The Well Between the Worlds by Sam Llewellyn

Lyonesse has become a place of poison and danger, and its people live in an uneasy truce with the monsters that inhabit its bottomless Wells.

Idris Limpet is an ordinary boy, until the day he is thrown into an astonishing new adventure. Can one boy and one girl stand in the way of an evil so deep and poisonous it could destroy everything they know?

It took me forever to read this book I thought I wouldn't be able to finish it.

The Well Between the Worlds played out with an Arthurian plot. I am not quite familiar with Arthur except for the basis of the legend (sword, lady in the lake, wizard-mentor and a young prince), but it was not hard to notice the resemblance. All in all I can say that Mr Llewellyn was very creative with the world building. Everything about the world was explained in great details which was good but I thought this was also the main reason why the book didn't work for me.

For once, at spending a great time on explaining to the readers about the world and its monsters and its burners and captains and what-not, all of this came at the cost of character development. I couldn't relate or root for any of the characters. Idris and Morgan were too boring, Ambrose was too flat, Kyd Murther was evil, Fisheagle was evil I think, the others- I couldn't remember the others... Oh wait, I remember Digby- he's fine. Oh and Kek! The loyal seagull. And Kay! He's... umm. I felt the characters got no chemistry at all with one another, and were seriously underdeveloped. This lack of feeling or excitement for the characters made the story felt boring. I just couldn't care for anything that happened to them, I didn't even care that their world was in grave danger. 

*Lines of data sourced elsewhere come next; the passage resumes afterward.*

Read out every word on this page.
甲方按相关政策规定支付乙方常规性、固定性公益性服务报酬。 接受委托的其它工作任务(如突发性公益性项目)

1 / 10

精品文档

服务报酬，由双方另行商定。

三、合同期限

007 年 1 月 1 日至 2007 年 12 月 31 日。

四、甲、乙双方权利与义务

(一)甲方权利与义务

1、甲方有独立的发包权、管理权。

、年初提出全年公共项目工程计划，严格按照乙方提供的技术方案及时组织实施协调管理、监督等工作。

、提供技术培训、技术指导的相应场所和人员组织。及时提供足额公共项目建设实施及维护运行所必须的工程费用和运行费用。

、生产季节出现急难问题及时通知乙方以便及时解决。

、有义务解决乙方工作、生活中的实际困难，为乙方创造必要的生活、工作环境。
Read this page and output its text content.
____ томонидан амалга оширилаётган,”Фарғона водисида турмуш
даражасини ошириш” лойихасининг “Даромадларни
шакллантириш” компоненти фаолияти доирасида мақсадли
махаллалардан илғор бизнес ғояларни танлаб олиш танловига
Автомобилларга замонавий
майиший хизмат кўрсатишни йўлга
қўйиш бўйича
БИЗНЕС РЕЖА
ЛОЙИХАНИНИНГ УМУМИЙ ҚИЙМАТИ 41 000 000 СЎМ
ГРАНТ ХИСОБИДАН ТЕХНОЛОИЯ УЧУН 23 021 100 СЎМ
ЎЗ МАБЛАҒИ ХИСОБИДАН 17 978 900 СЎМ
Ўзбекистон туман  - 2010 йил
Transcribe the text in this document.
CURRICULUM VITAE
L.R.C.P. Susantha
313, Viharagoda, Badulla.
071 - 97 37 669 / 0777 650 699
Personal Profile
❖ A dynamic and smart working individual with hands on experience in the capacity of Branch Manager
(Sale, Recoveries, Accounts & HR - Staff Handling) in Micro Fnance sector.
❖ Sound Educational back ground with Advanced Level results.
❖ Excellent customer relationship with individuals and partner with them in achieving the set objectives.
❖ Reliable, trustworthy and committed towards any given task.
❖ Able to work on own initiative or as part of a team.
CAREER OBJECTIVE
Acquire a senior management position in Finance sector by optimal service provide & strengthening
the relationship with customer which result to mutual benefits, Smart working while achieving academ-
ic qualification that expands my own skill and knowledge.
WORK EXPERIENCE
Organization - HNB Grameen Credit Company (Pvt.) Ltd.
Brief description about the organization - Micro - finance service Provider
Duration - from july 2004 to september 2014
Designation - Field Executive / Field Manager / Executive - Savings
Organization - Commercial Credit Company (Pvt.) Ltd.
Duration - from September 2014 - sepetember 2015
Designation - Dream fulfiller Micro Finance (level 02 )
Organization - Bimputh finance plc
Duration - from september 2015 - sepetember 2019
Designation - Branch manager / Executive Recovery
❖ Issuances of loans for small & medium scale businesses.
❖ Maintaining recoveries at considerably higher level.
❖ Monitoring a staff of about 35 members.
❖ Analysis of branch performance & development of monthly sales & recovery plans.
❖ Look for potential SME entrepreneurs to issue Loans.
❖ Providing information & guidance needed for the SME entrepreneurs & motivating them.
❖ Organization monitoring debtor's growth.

The story got a lot of potential and Lyonesse was an interesting setting with equally interesting history, but somewhere along the way, none of those shine through. Besides there were too many telling. I didn't enjoy the details about the monster-catching and monster-burning process, there were just too many descriptions for me to care. The characters kept hinting at possible dangers, but there was hardly anything life-threatening. Well there were deaths and attempted murders, but I hardly care about them. Even when Morgan went missing at the end of the book I was just like "meh". And also there were far too little actions in this book except near the end of it. But when the urgency finally started to kick in, it was a little too late. 
All in all, this story can be improved more especially on characters' development (and the dialogue). And perhaps tone down a little bit on the infodump. I don't have anything against the plot- except the slow timing- because sincerely the plot was good. The idea was good. But I just didn't liked the way it was presented. Perhaps all of these could be remedied on the second book.